By Marco van der Hoeven
Many organizations collect huge amounts of data, but without a clear underlying strategy. But just like oil, which data is often compared with, raw data is worthless in itself. Something still has to be done before innovation is possible with the information that comes from data.
“Many organizations would like to work data-driven, but have enormous challenges in finding the necessary data,” says Bart Buschmann, Commercial Manager at eMagiz . “Strangely enough, they often already have it inhouse. Recent research by Gartner has shown that approximately 70% of the data collected by companies is actually never used again. They call it Dark Data.”

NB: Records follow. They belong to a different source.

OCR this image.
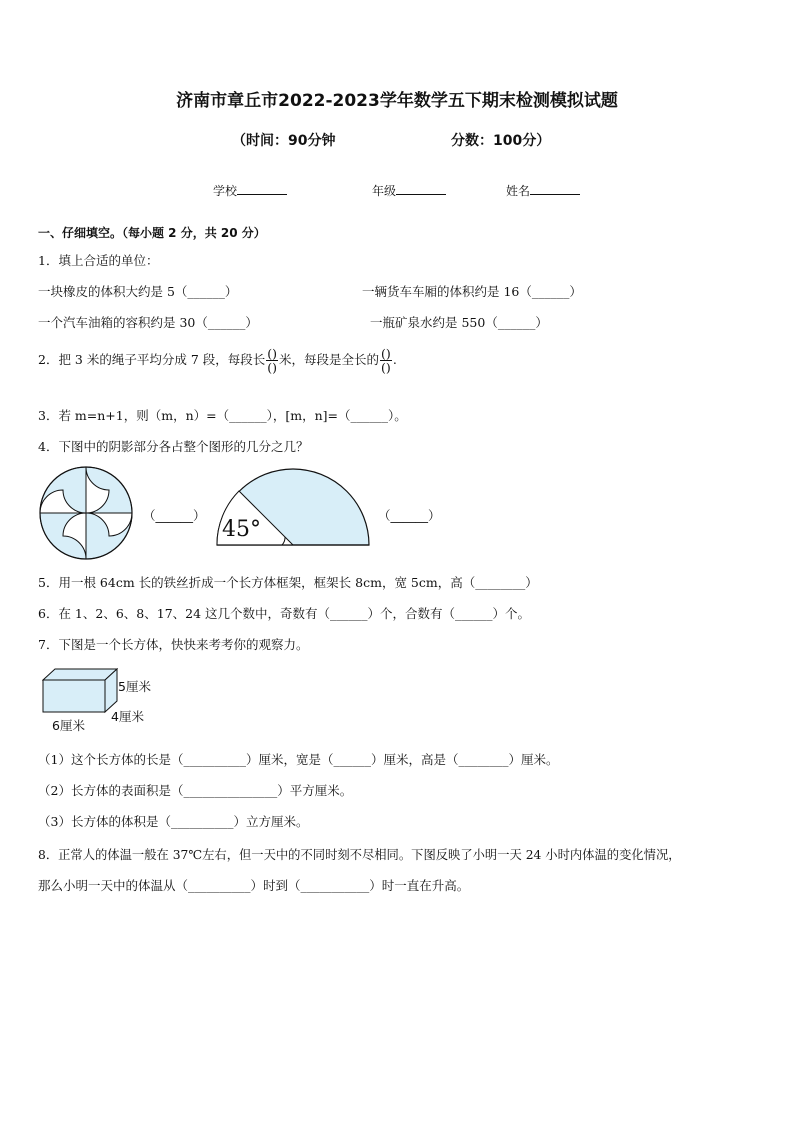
济南市章丘市2022-2023学年数学五下期末检测模拟试题
（时间：90分钟	分数：100分）
学校	年级	姓名
一、仔细填空。（每小题 2 分，共 20 分）
1．填上合适的单位：
一块橡皮的体积大约是 5（______）	一辆货车车厢的体积约是 16（______）
一个汽车油箱的容积约是 30（______）	一瓶矿泉水约是 550（______）
2．把 3 米的绳子平均分成 7 段，每段长 $\frac{()}{()}$ 米，每段是全长的 $\frac{()}{()}$ .
3．若 m=n+1，则（m，n）=（______），[m，n]=（______）。
4．下图中的阴影部分各占整个图形的几分之几？
（______）
45°
（______）
5．用一根 64cm 长的铁丝折成一个长方体框架，框架长 8cm，宽 5cm，高（________）
6．在 1、2、6、8、17、24 这几个数中，奇数有（______）个，合数有（______）个。
7．下图是一个长方体，快快来考考你的观察力。
5厘米
4厘米
6厘米
（1）这个长方体的长是（__________）厘米，宽是（______）厘米，高是（________）厘米。
（2）长方体的表面积是（_______________）平方厘米。
（3）长方体的体积是（__________）立方厘米。
8．正常人的体温一般在 37℃左右，但一天中的不同时刻不尽相同。下图反映了小明一天 24 小时内体温的变化情况，
那么小明一天中的体温从（__________）时到（___________）时一直在升高。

A benchmark that eMagiz conducted itself among large Dutch enterprises confirmed this picture. “It turned out that at least 50% of the data is ‘untraceable’. Very often they probably don’t even know they have that data. In that respect, I sometimes compare data with oil. When extracting oil, a lot has to happen before you have the crude oil on the surface. You have to find the oil fields first, then drill through very thick rock layers and build pipelines.”
Value
“And when you finally get the oil to the surface, you have an intrinsically worthless product; you have to do something with it before it produces value. And that’s exactly how it works with data. In the past years storage has become so cheap that everyone tends to store and keep everything. As a result, we have immense amounts of raw data, but a lot still needs to be done before this data yields information that is of value. And the danger of this situation is that even newly generated data is immediately lost, because it drowns in that enormous amount of dark data. ”
“ At our customers, we talk a lot with IT, and they have a lot of attention for data. However, the business does not need data, they need information. And too little attention is paid to that. Just look at the Internet of Things and all sensors that produce huge amounts of data. That data is often only briefly relevant.”
“If a sensor in a production line reports that something is broken, that is very relevant. But all messages of the 24 hours before, in which the sensor reports the part is still working properly, you don’t have to save. The data architectures are often barely equipped to carry out such balloting when storing data. And as a result, you see that it is still difficult for many companies to find a good ROI for new technologies such as Big Data and AI. The basics are often simply not in order.”
Business result
“We always advise clients to first thoroughly understand what the new technology actually does and to determine what business result they want to achieve. In recent years, IT has delivered many BI solutions, while the actual need of the market lies much more in predictive and preventive analytics. The techniques for extracting more predictive information from data exist, but the data storage is often not yet designed to be able to use it.”
“We also see that people tend to transfer things that are very complex to AI. let. But that is not by definition the sweet spot of AI at all. In the US, for example, an attempt is being made to teach a robot the skills of a brain surgeon. Billions of dollars have already been invested into that, while that robot has only 4% of the skills of a surgeon. Wouldn’t it be better to let go of teaching skills to that robot and focus on, for example, the use of AI to automate the surgeon’s memory?”
Robots
“And by that I mean: using AI to store everything that such a surgeon has seen and experienced in recent years regarding operations and disorders in an easily searchable database, on the basis of which you can perform diagnostic analyses, for example. A computer is much better at remembering things than a human being, while I think a human is much better at performing precision operations. In other words: let people do what people are good at and use robots and AI for things a computer is better at.”
This means that data and AI must be invested at the right level with companies. However, that is by no means always the case. “Our research shows that data management in at least half of the companies is entrusted to the IT manager. In the other half of the companies, new positions have often been created, such as an architect or an information manager. We also see that the quality of the data is less at those companies, where the IT manager is responsible for the data.”
Experiment
He concludes: “Companies that have shown the first actual successful implementations of AI and really innovate are the organizations that dare to experiment. Essent is a good example. I spoke to them about their participation in the benchmark. They carry out many pilots and pilot projects. 8 out of 10 of them fail, but 2 out of 10 are a success. Many companies wait to adopt a new technology until the business case and ROI are fully clear at the outset. But if everyone did that, there would never be innovation. And the promise of AI techniques is huge in my opinion, so it’s good that there are companies that dare to stick out their necks.”